The brief argues that the production and input costs incurred to produce and disseminate free online political communications, like YouTube videos, are exempt from regulation under the FEC’s Internet Exemption. That rule, adopted by the FEC in 2006, exempted free online communications from regulation:
The Commission grounded its analysis in the statute. Congress, the Commission observed, had defined a “public communication” to mean communications disseminated via “broadcast, cable, or satellite communication, newspaper, magazine, outdoor advertising facility, mass mailing, or telephone bank to the general public, or any other form of general public political advertising.” 52 U.S.C. § 30101(22). Notably, despite the internet existing for more than 40 years, it is still not included on this list. This makes sense given that the internet is a unique medium because of the degree of autonomy, control, and ease in disseminating electronic messages from a personal computer, as well as the autonomy of the recipients of such messages to ignore or amplify them. Outside of paid online advertising, virtually any citizen can disseminate her political speech on the internet without a filter in ways, and to audiences, that are fundamentally different from the mass media enumerated in the Act. Mass media, by contrast, generally require payment of a fee for the dissemination of messages to reach a third-party’s established audience.
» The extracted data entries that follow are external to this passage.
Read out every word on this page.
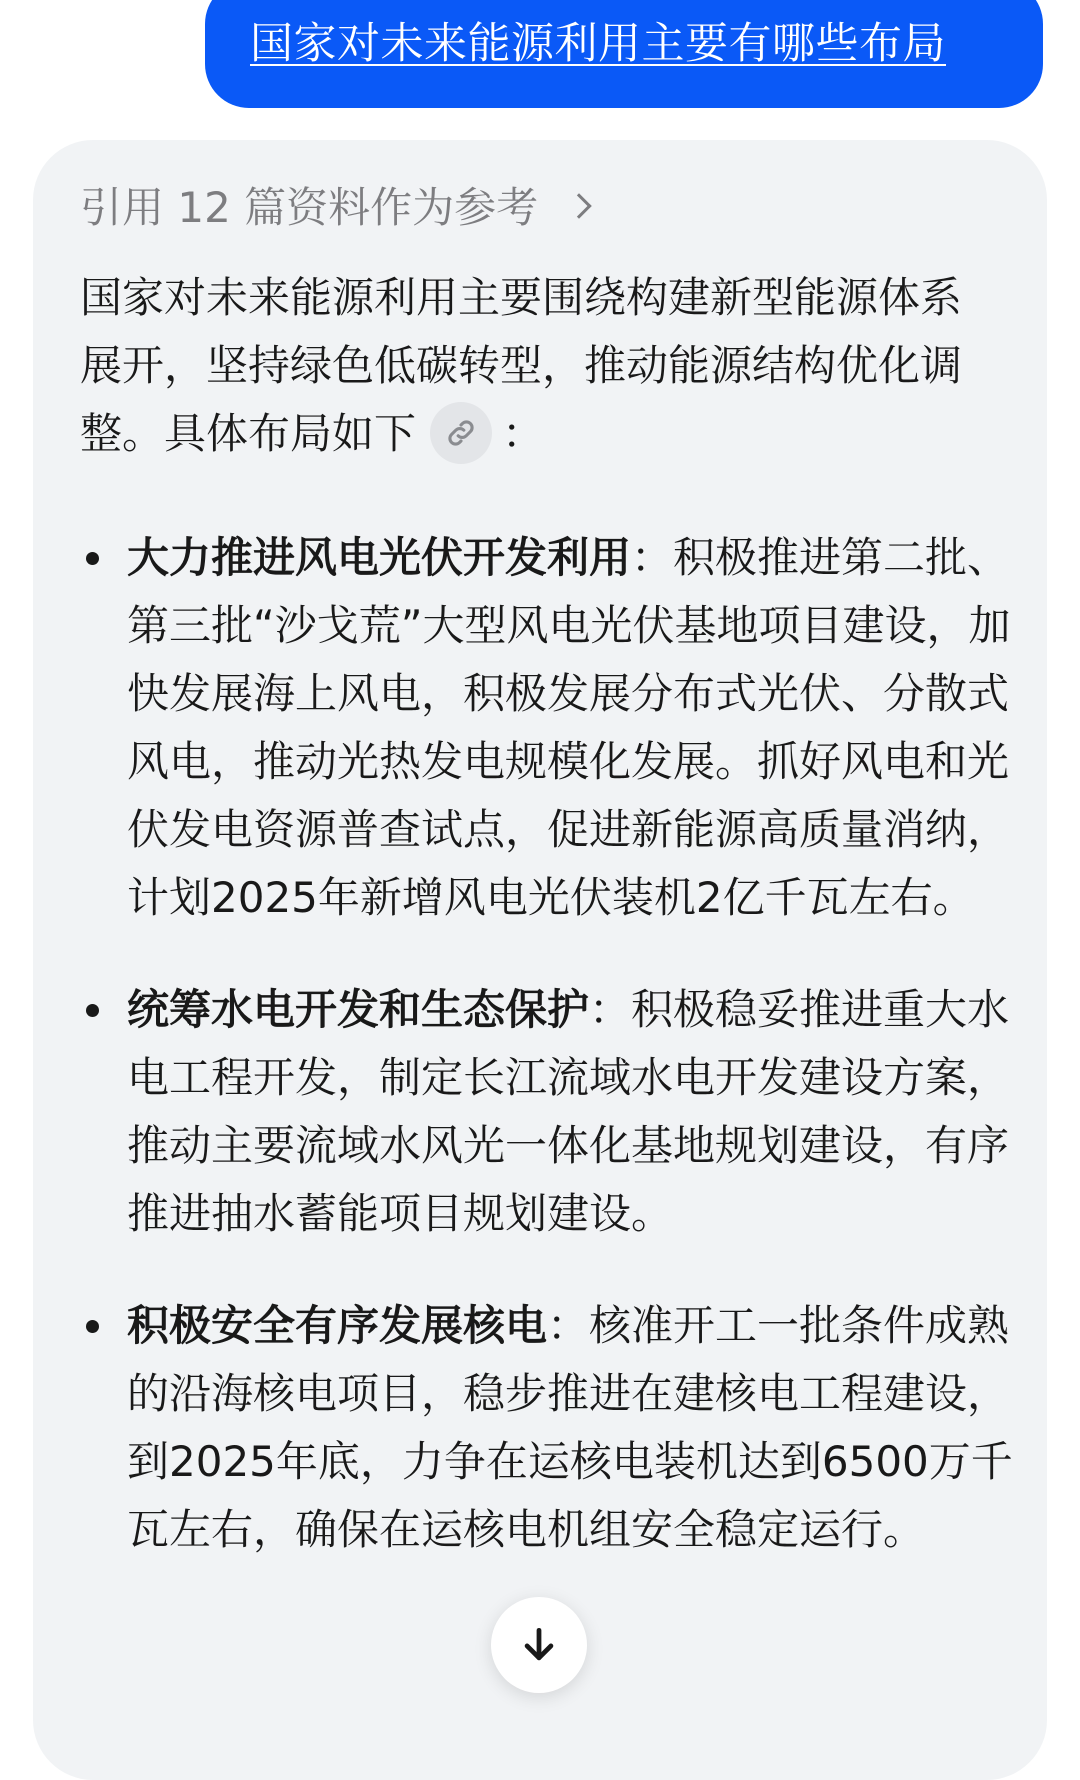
国家对未来能源利用主要有哪些布局
引用 12 篇资料作为参考
国家对未来能源利用主要围绕构建新型能源体系展开，坚持绿色低碳转型，推动能源结构优化调整。具体布局如下 ：
大力推进风电光伏开发利用：积极推进第二批、第三批“沙戈荒”大型风电光伏基地项目建设，加快发展海上风电，积极发展分布式光伏、分散式风电，推动光热发电规模化发展。抓好风电和光伏发电资源普查试点，促进新能源高质量消纳，计划2025年新增风电光伏装机2亿千瓦左右。
统筹水电开发和生态保护：积极稳妥推进重大水电工程开发，制定长江流域水电开发建设方案，推动主要流域水风光一体化基地规划建设，有序推进抽水蓄能项目规划建设。
积极安全有序发展核电：核准开工一批条件成熟的沿海核电项目，稳步推进在建核电工程建设，到2025年底，力争在运核电装机达到6500万千瓦左右，确保在运核电机组安全稳定运行。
However, Democrat commissioners and liberal reform groups like Campaign Legal Center have been working to reverse the rule and subject free online posts to full-blown regulation. In December 2022, the Campaign Legal Center won a ruling in the U.S. District Court (Judge James Boasberg) that some “input costs,” like the cost of a personal computer, should be regulated. The FEC appealed.
Goodman’s brief argues that the District Court was wrong and that regulating the cost of a personal computer would vitiate the entire exemption – because everyone must buy a computer in order to communicate over the internet:
This Court should reverse the lower court’s failure to properly review of the Commission’s decision under an arbitrary and capricious standard of review and defer to the Commission’s interpretation of its own clear regulation—a regulation and interpretation based on decades of regulatory experience, an extensive formal rulemaking, and prior litigation. The regulatory consequences of the District Court’s opinion—expanding the definition of “public communication” to include “input costs” such as the price of a computer—would be broad and severe. It would return the agency and American citizens to the 1998 Leo Smith paradigm and subject all costs incurred to produce internet content to potential regulation, chilling noncorruptive online speech and likely violating the First Amendment.
We applaud our Board Members for weighing in on this important topic.